Welcome

Sister Cities: Hamburg and Chicago

Elbphilharmonie, Hamburg

Elbphilharmonie, Hamburg, © Hackercatxxy / CC-BY-SA-4.0

30.05.2019 - Article

For twenty-five years Chicago and Hamburg have been Sister Cities. The sister-bond has nourished the vitality of both cities from its start with exchanges that focused on mutually held interests, such as food, education, music, dance, religion, and sports. The Committee stood at the center of the founding of the Christkindlmarket, at first a modest gathering of less than a dozen vendors on Pioneer Plaza, across from the Wrigley Building, which within three years outgrew the Plaza and moved to circle the Picasso Sculpture on Daley Plaza while evolving into a month-long annual attraction for many dozens of vendors attracting tens of thousands of visitors representing dozens of nationalities. Needless to say, it has become the go-to Chicago Seasonal Festival.
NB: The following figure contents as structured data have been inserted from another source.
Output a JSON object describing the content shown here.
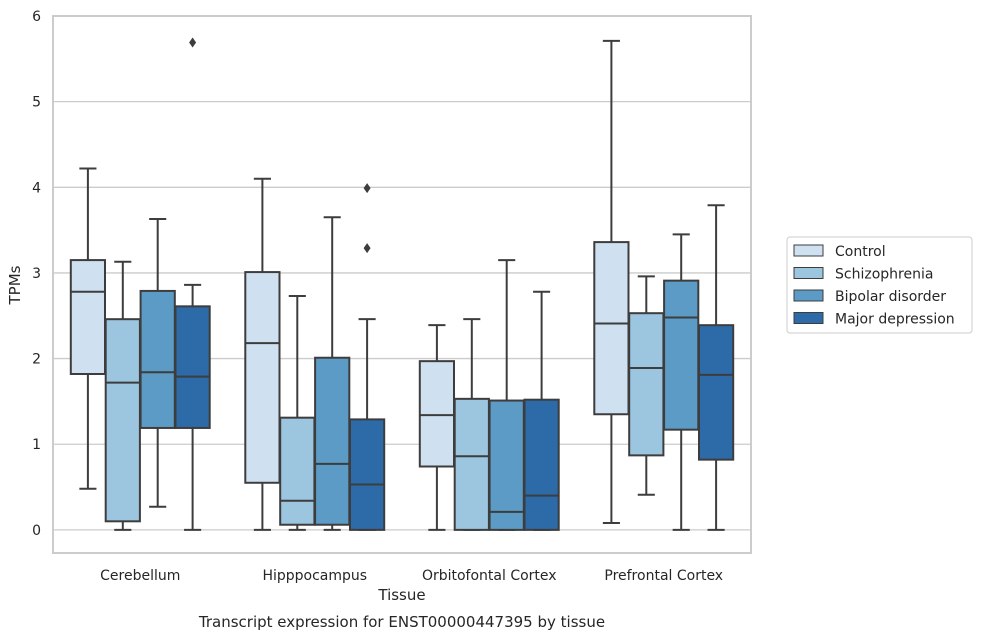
{
  "chart_data": {
    "type": "box",
    "title": "",
    "caption": "Transcript expression for ENST00000447395 by tissue",
    "xlabel": "Tissue",
    "ylabel": "TPMs",
    "ylim": [
      -0.27,
      6.0
    ],
    "yticks": [
      0,
      1,
      2,
      3,
      4,
      5,
      6
    ],
    "grid": "horizontal",
    "legend_position": "right",
    "categories": [
      "Cerebellum",
      "Hipppocampus",
      "Orbitofontal Cortex",
      "Prefrontal Cortex"
    ],
    "series": [
      {
        "name": "Control",
        "color": "#cfe0f0",
        "boxes": [
          {
            "min": 0.48,
            "q1": 1.82,
            "median": 2.78,
            "q3": 3.15,
            "max": 4.22,
            "outliers": []
          },
          {
            "min": 0.0,
            "q1": 0.55,
            "median": 2.18,
            "q3": 3.01,
            "max": 4.1,
            "outliers": []
          },
          {
            "min": 0.0,
            "q1": 0.74,
            "median": 1.34,
            "q3": 1.97,
            "max": 2.39,
            "outliers": []
          },
          {
            "min": 0.08,
            "q1": 1.35,
            "median": 2.41,
            "q3": 3.36,
            "max": 5.71,
            "outliers": []
          }
        ]
      },
      {
        "name": "Schizophrenia",
        "color": "#9cc5df",
        "boxes": [
          {
            "min": 0.0,
            "q1": 0.1,
            "median": 1.72,
            "q3": 2.46,
            "max": 3.13,
            "outliers": []
          },
          {
            "min": 0.0,
            "q1": 0.06,
            "median": 0.34,
            "q3": 1.31,
            "max": 2.73,
            "outliers": []
          },
          {
            "min": 0.0,
            "q1": 0.0,
            "median": 0.86,
            "q3": 1.53,
            "max": 2.46,
            "outliers": []
          },
          {
            "min": 0.41,
            "q1": 0.87,
            "median": 1.89,
            "q3": 2.53,
            "max": 2.96,
            "outliers": []
          }
        ]
      },
      {
        "name": "Bipolar disorder",
        "color": "#5b9bc6",
        "boxes": [
          {
            "min": 0.27,
            "q1": 1.19,
            "median": 1.84,
            "q3": 2.79,
            "max": 3.63,
            "outliers": []
          },
          {
            "min": 0.0,
            "q1": 0.06,
            "median": 0.77,
            "q3": 2.01,
            "max": 3.65,
            "outliers": []
          },
          {
            "min": 0.0,
            "q1": 0.0,
            "median": 0.21,
            "q3": 1.51,
            "max": 3.15,
            "outliers": []
          },
          {
            "min": 0.0,
            "q1": 1.17,
            "median": 2.48,
            "q3": 2.91,
            "max": 3.45,
            "outliers": []
          }
        ]
      },
      {
        "name": "Major depression",
        "color": "#2d6aa8",
        "boxes": [
          {
            "min": 0.0,
            "q1": 1.19,
            "median": 1.79,
            "q3": 2.61,
            "max": 2.86,
            "outliers": [
              5.69
            ]
          },
          {
            "min": 0.0,
            "q1": 0.0,
            "median": 0.53,
            "q3": 1.29,
            "max": 2.46,
            "outliers": [
              3.29,
              3.99
            ]
          },
          {
            "min": 0.0,
            "q1": 0.0,
            "median": 0.4,
            "q3": 1.52,
            "max": 2.78,
            "outliers": []
          },
          {
            "min": 0.0,
            "q1": 0.82,
            "median": 1.81,
            "q3": 2.39,
            "max": 3.79,
            "outliers": []
          }
        ]
      }
    ]
  }
}
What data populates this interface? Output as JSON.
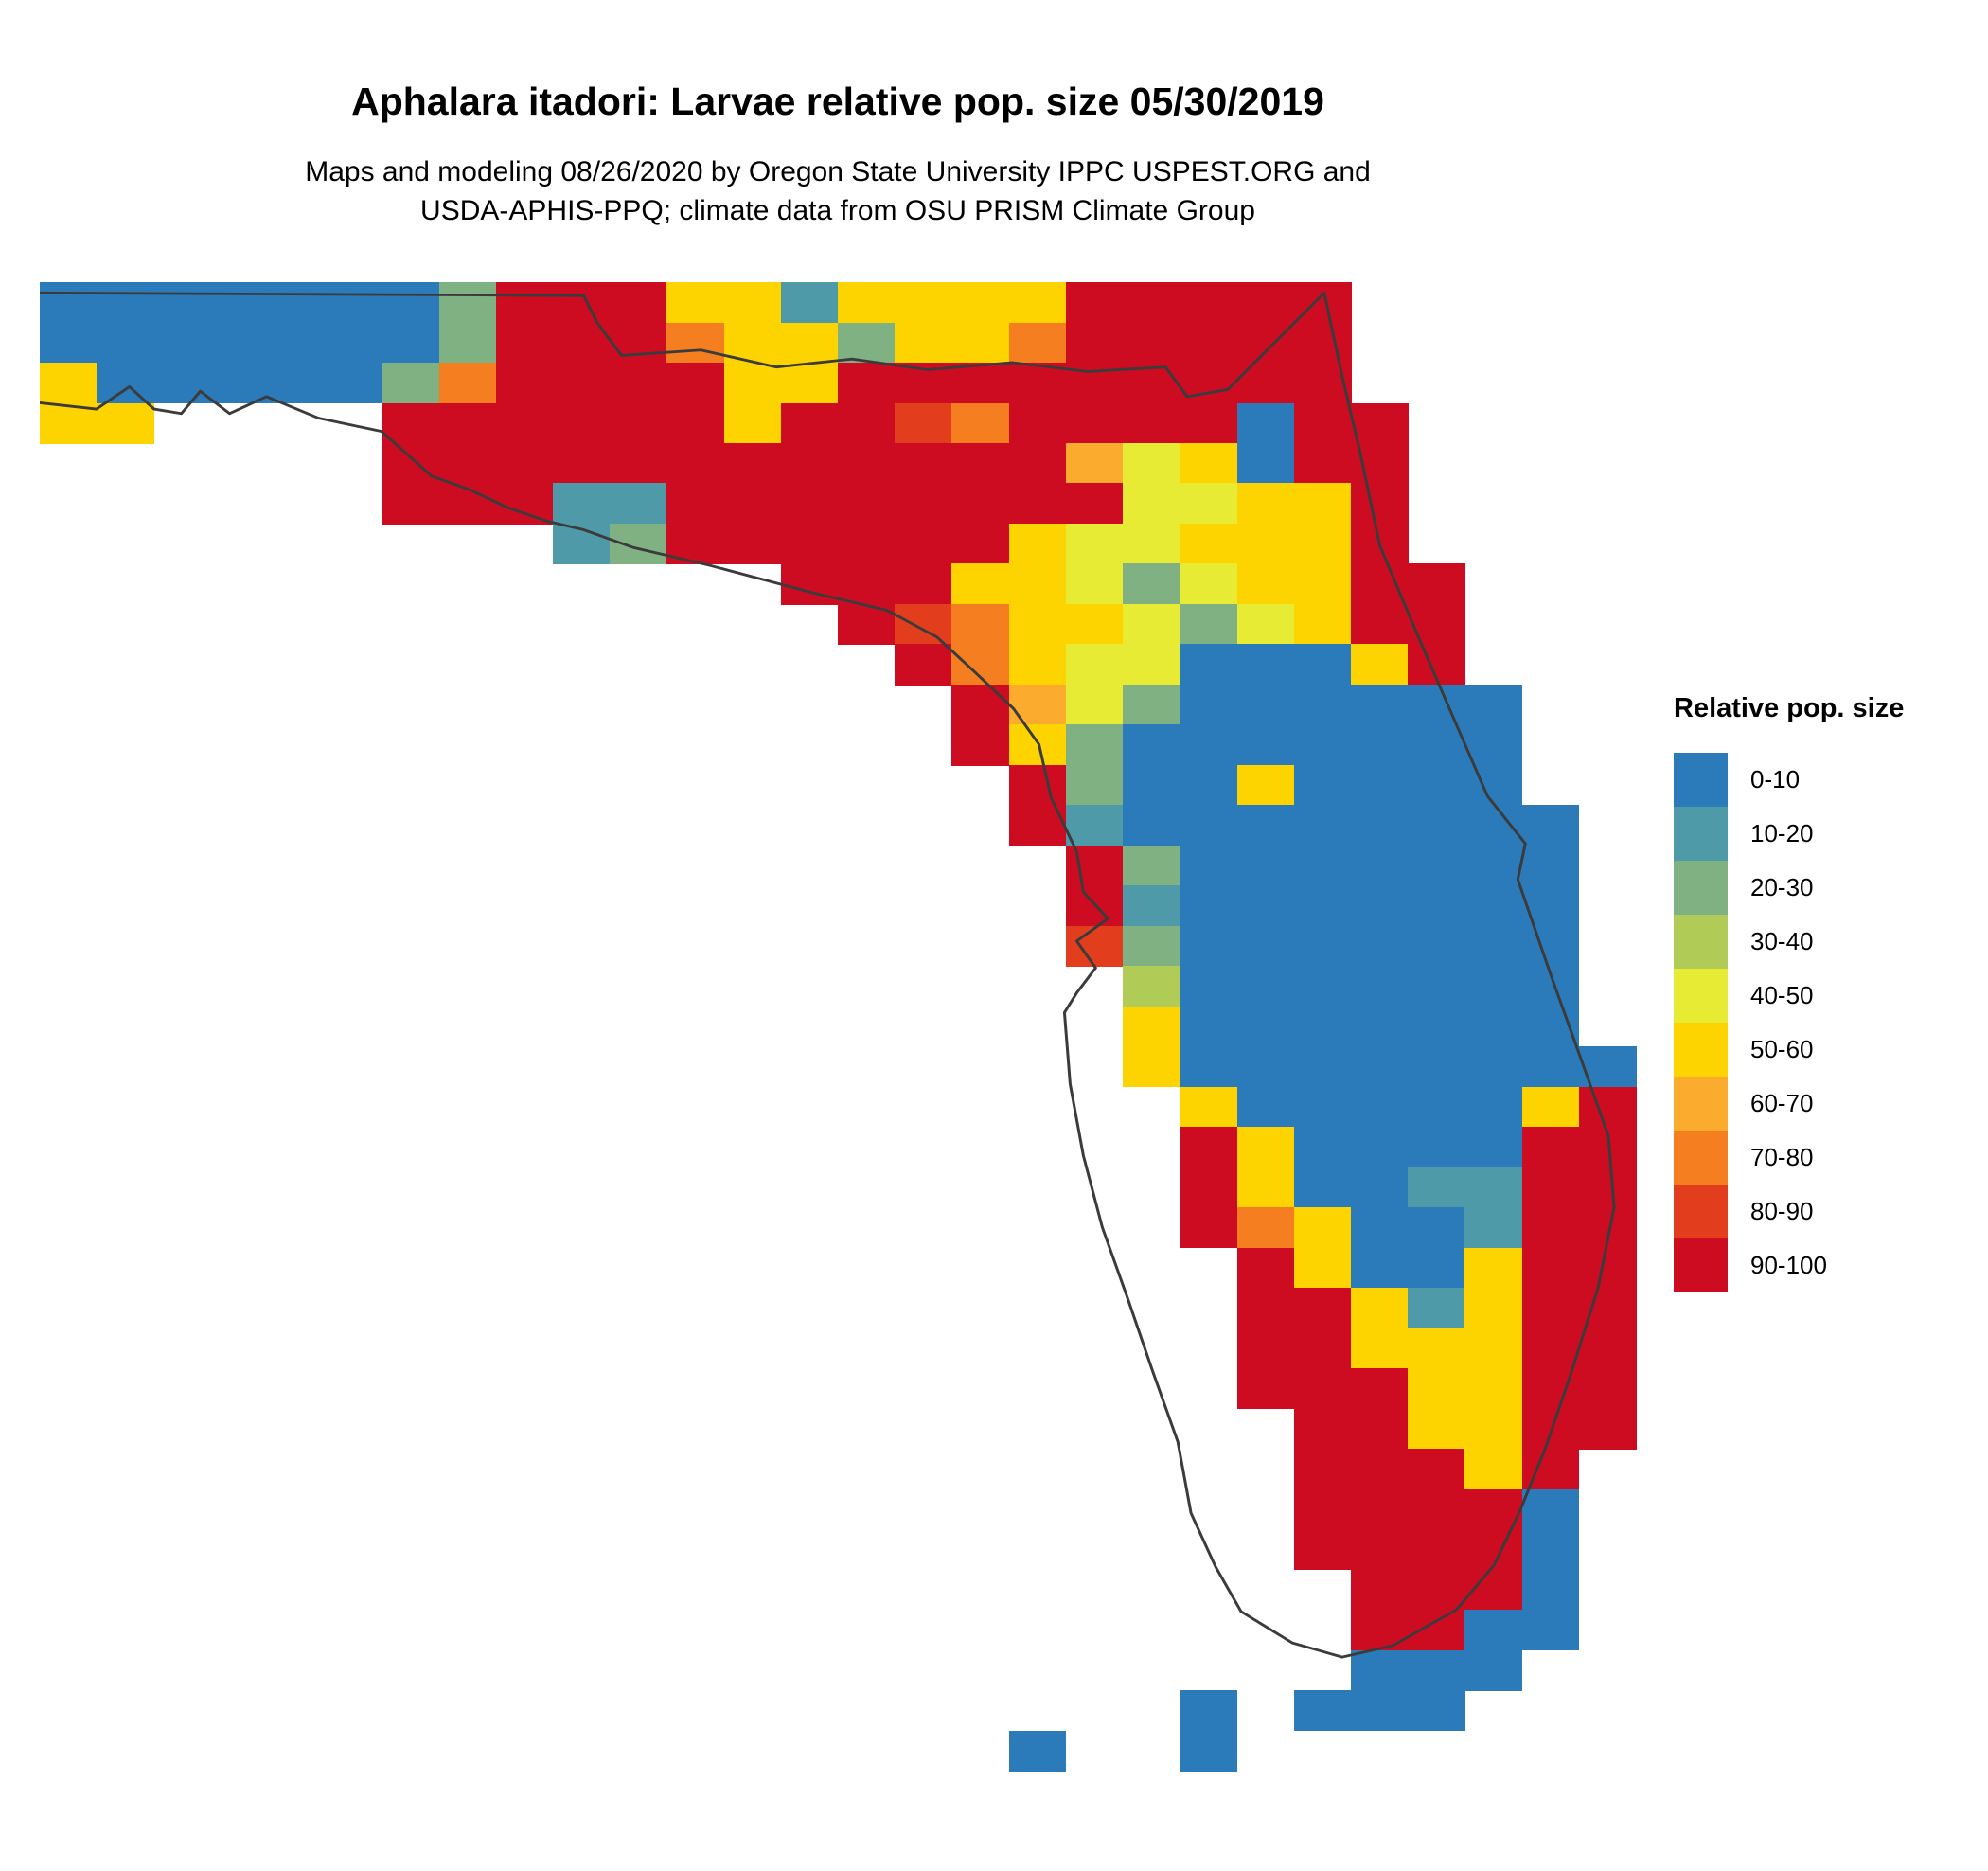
{
  "header": {
    "title": "Aphalara itadori: Larvae relative pop. size 05/30/2019",
    "subtitle_line1": "Maps and modeling 08/26/2020 by Oregon State University IPPC USPEST.ORG and",
    "subtitle_line2": "USDA-APHIS-PPQ; climate data from OSU PRISM Climate Group"
  },
  "legend": {
    "title": "Relative pop. size",
    "items": [
      {
        "label": "0-10",
        "color": "#2b7bba"
      },
      {
        "label": "10-20",
        "color": "#4e9aa8"
      },
      {
        "label": "20-30",
        "color": "#7fb183"
      },
      {
        "label": "30-40",
        "color": "#b0cc56"
      },
      {
        "label": "40-50",
        "color": "#e8eb34"
      },
      {
        "label": "50-60",
        "color": "#fed400"
      },
      {
        "label": "60-70",
        "color": "#fbab2d"
      },
      {
        "label": "70-80",
        "color": "#f57e20"
      },
      {
        "label": "80-90",
        "color": "#e23e1d"
      },
      {
        "label": "90-100",
        "color": "#cd0c22"
      }
    ]
  },
  "map": {
    "region": "Florida",
    "outline_color": "#3b3b3b",
    "grid": [
      "00000002999551555599999.....",
      "00000002999755255799999.....",
      "50000027999955999999999.....",
      "55....999999599879999099....",
      "......999999999999645099....",
      "......999119999999944559....",
      ".........129999995445559....",
      ".............999554245599...",
      "..............98755424599...",
      "...............9754400059...",
      "................9642000000..",
      "................9520000000..",
      ".................920050000..",
      ".................9100000000.",
      "..................920000000.",
      "..................910000000.",
      "..................820000000.",
      "...................30000000.",
      "...................50000000.",
      "...................500000000",
      "....................50000059",
      "....................95000099",
      "....................95001199",
      "....................97500199",
      ".....................9500599",
      ".....................9951599",
      ".....................9955599",
      ".....................9995599",
      "......................995599",
      "......................99959.",
      "......................99990.",
      "......................99990.",
      ".......................9990.",
      ".......................9900.",
      ".......................000..",
      "....................0.000...",
      ".................0..0......."
    ],
    "outline": [
      [
        0,
        12
      ],
      [
        576,
        15
      ],
      [
        590,
        45
      ],
      [
        616,
        82
      ],
      [
        700,
        76
      ],
      [
        780,
        95
      ],
      [
        860,
        86
      ],
      [
        940,
        98
      ],
      [
        1030,
        90
      ],
      [
        1110,
        100
      ],
      [
        1192,
        95
      ],
      [
        1215,
        128
      ],
      [
        1258,
        120
      ],
      [
        1360,
        12
      ],
      [
        1379,
        105
      ],
      [
        1399,
        195
      ],
      [
        1419,
        295
      ],
      [
        1459,
        395
      ],
      [
        1500,
        495
      ],
      [
        1533,
        575
      ],
      [
        1573,
        628
      ],
      [
        1565,
        668
      ],
      [
        1600,
        775
      ],
      [
        1634,
        875
      ],
      [
        1661,
        955
      ],
      [
        1667,
        1035
      ],
      [
        1650,
        1125
      ],
      [
        1620,
        1225
      ],
      [
        1594,
        1305
      ],
      [
        1567,
        1375
      ],
      [
        1540,
        1435
      ],
      [
        1500,
        1485
      ],
      [
        1433,
        1525
      ],
      [
        1379,
        1538
      ],
      [
        1326,
        1522
      ],
      [
        1272,
        1487
      ],
      [
        1245,
        1437
      ],
      [
        1219,
        1377
      ],
      [
        1205,
        1297
      ],
      [
        1178,
        1217
      ],
      [
        1152,
        1137
      ],
      [
        1125,
        1057
      ],
      [
        1105,
        977
      ],
      [
        1091,
        897
      ],
      [
        1085,
        817
      ],
      [
        1098,
        795
      ],
      [
        1118,
        767
      ],
      [
        1098,
        737
      ],
      [
        1131,
        712
      ],
      [
        1105,
        682
      ],
      [
        1098,
        637
      ],
      [
        1071,
        577
      ],
      [
        1058,
        517
      ],
      [
        1031,
        477
      ],
      [
        991,
        437
      ],
      [
        950,
        397
      ],
      [
        897,
        367
      ],
      [
        817,
        347
      ],
      [
        710,
        317
      ],
      [
        629,
        297
      ],
      [
        576,
        277
      ],
      [
        536,
        267
      ],
      [
        495,
        252
      ],
      [
        455,
        232
      ],
      [
        415,
        217
      ],
      [
        362,
        167
      ],
      [
        295,
        152
      ],
      [
        240,
        128
      ],
      [
        201,
        147
      ],
      [
        170,
        122
      ],
      [
        150,
        147
      ],
      [
        121,
        142
      ],
      [
        95,
        117
      ],
      [
        60,
        142
      ],
      [
        0,
        135
      ]
    ]
  }
}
Then there were six youth-soccer exchanges between Hamburg’s HSV, Chicago and other cities, such as Mexico City with matches in Lincoln Park and on fields hosted by the University of Illinois-Chicago with Mayor Daley in attendance. A future soccer star, Shkodran Mustafi was part of the exchange as a 15-year old teenager. Later he was a member of the winning 2014 German World Cup squad in Brazil.

In 2002 the Hamburg Committee initiated the marathon runner exchange. Yearly 25 Hamburg runners come to Chicago to run the Chicago Marathon. The runners are hosted by Chicago families and a festive, high-carb pasta party attended by about 75 runners and friends.

Youth school exchanges started modestly with Sullivan High School and continues to flourish with other schools. The Chicago Hamburg Committee originally facilitated and has also had a decades long exchange with the IT program at Robert Morris College and now has added an architectural exchange with IIT. Both flourish!

The Committee has hosted and facilitated Lutheran exchanges as well as providing tours to Hamburg and other German dignitaries of Chicago’s rich German cultural heritage including Synagogues, Catholic and Lutheran churches, cemeteries, as well as the Art Institute of Chicago and the Driehaus Museum (the rich woodwork of the Driehaus Museum and other fine interiors of the 1880s-1900 was designed and carved by August Fiedler, a German from near Hamburg). The Chicago-Hamburg Sister City Committee has also participated in German dance, music and theatrical productions coming to Chicago and Chicagoans touring Hamburg and Germany. In 2016 the Hamburg Committee collected $10,000. to support the emigration crisis in Hamburg and donated the money to the Hamburg Diakonie. It was the Chicago Symphony, led by Riccardo Muti, that opened the Elbphilharmonie in Hamburg as the first non-Hamburg orchestra in 2017.

The next twenty-five years will be as exciting the first quarter century has been.